Das FCAS-Programm («Future Combat Air System») steht im Zentrum Europas Bemühungen, die nächste Generation von Luftverteidigungssystemen zu entwickeln. Es soll einen neuen Kampfjet mit unbemannten Drohnen und einer vernetzten «Combat Cloud» verbinden, um technologische Souveränität und überlegene Luftkampffähigkeit für die nächsten Jahrzehnte sicherzustellen. Frankreich, Deutschland und Spanien sind an diesem Projekt beteiligt, das 2017 von Angela Merkel und Emmanuel Macron initiiert wurde.
Im Detail plant das Programm einen neuen bemannten Kampfjet, der ab etwa 2045 die aktuellen Flugzeuge wie Rafale und Eurofighter ablösen soll. Er ist darauf ausgelegt, mit Drohnen zu kooperieren und sich in die «Combat Cloud» zu integrieren. Die Gesamtkosten des FCAS-Projekts werden auf mindestens 100 Milliarden Euro geschätzt, wobei Deutschland etwa 40 Milliarden Euro beisteuert. Unternehmen wie Dassault Aviation und Airbus Defence and Space sind maßgeblich beteiligt.
Aktuell befindet sich das Projekt in einer kritischen Phase aufgrund von Meinungsverschiedenheiten zwischen den Ländern sowie den involvierten Firmen Dassault und Airbus, was zu Verzögerungen geführt hat. Ein letztes Vermittlungsunterfangen der beteiligten Staaten ist im Gange – sollte es scheitern, droht das Projekt zu scheitern.

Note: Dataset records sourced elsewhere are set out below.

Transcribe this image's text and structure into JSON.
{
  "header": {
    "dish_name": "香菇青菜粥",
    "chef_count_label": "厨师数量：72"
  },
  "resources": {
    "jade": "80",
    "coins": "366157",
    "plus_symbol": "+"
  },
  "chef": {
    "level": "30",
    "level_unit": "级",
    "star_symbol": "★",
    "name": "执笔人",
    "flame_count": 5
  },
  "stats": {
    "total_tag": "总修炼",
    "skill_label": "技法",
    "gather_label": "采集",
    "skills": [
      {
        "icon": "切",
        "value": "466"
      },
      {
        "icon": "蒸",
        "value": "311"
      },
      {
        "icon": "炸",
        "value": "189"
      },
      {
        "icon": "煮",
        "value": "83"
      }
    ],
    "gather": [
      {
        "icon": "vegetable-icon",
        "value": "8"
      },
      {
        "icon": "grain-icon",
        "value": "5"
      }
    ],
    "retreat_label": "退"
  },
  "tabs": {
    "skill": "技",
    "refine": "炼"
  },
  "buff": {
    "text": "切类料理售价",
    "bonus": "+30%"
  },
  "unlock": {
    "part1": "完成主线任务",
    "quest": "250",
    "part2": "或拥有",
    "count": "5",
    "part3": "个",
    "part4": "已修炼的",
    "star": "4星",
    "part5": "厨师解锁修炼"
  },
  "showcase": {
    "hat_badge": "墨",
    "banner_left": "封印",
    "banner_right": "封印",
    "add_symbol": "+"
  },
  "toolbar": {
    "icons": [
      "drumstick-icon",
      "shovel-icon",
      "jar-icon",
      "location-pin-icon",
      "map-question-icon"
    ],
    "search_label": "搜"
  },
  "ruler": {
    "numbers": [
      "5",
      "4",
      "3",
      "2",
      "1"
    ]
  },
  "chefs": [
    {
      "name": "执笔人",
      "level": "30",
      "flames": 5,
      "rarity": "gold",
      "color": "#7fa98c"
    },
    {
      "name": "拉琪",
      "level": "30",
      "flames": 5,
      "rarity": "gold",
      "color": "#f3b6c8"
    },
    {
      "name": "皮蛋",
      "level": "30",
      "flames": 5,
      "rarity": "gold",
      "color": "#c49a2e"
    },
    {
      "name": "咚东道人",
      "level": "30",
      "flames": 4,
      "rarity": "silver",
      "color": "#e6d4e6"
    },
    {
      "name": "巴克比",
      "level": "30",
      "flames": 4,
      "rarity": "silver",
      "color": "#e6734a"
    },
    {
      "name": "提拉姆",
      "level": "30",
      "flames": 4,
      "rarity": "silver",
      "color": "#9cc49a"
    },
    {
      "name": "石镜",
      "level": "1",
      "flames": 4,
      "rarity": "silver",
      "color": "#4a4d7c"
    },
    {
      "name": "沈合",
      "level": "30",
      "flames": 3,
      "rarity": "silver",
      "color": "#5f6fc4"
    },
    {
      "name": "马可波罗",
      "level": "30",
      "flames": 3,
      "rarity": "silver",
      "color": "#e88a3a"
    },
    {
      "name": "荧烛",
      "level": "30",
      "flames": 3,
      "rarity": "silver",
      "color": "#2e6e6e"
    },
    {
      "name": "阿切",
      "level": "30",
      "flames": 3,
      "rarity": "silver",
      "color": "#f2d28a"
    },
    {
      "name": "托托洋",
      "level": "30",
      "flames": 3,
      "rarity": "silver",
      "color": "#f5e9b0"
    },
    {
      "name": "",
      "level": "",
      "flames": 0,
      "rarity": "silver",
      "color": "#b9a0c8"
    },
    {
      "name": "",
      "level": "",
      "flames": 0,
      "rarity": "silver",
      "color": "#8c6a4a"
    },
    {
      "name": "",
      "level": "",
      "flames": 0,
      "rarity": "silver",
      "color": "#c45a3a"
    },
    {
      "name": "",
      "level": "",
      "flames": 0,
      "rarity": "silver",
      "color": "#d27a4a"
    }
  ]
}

Ein Scheitern des FCAS-Programms hätte erhebliche Konsequenzen für die europäische Verteidigung und Industrie. Europa könnte dann ein eigenes modernes Luftkampfsystem verpassen und möglicherweise auf US-Technologie angewiesen sein. Mögliche Alternativen könnten die Weiterentwicklung von Drohnen und der Combat Cloud umfassen, wodurch jedoch das ursprüngliche Ziel eines integrierten europäischen Systems erheblich eingeschränkt würde.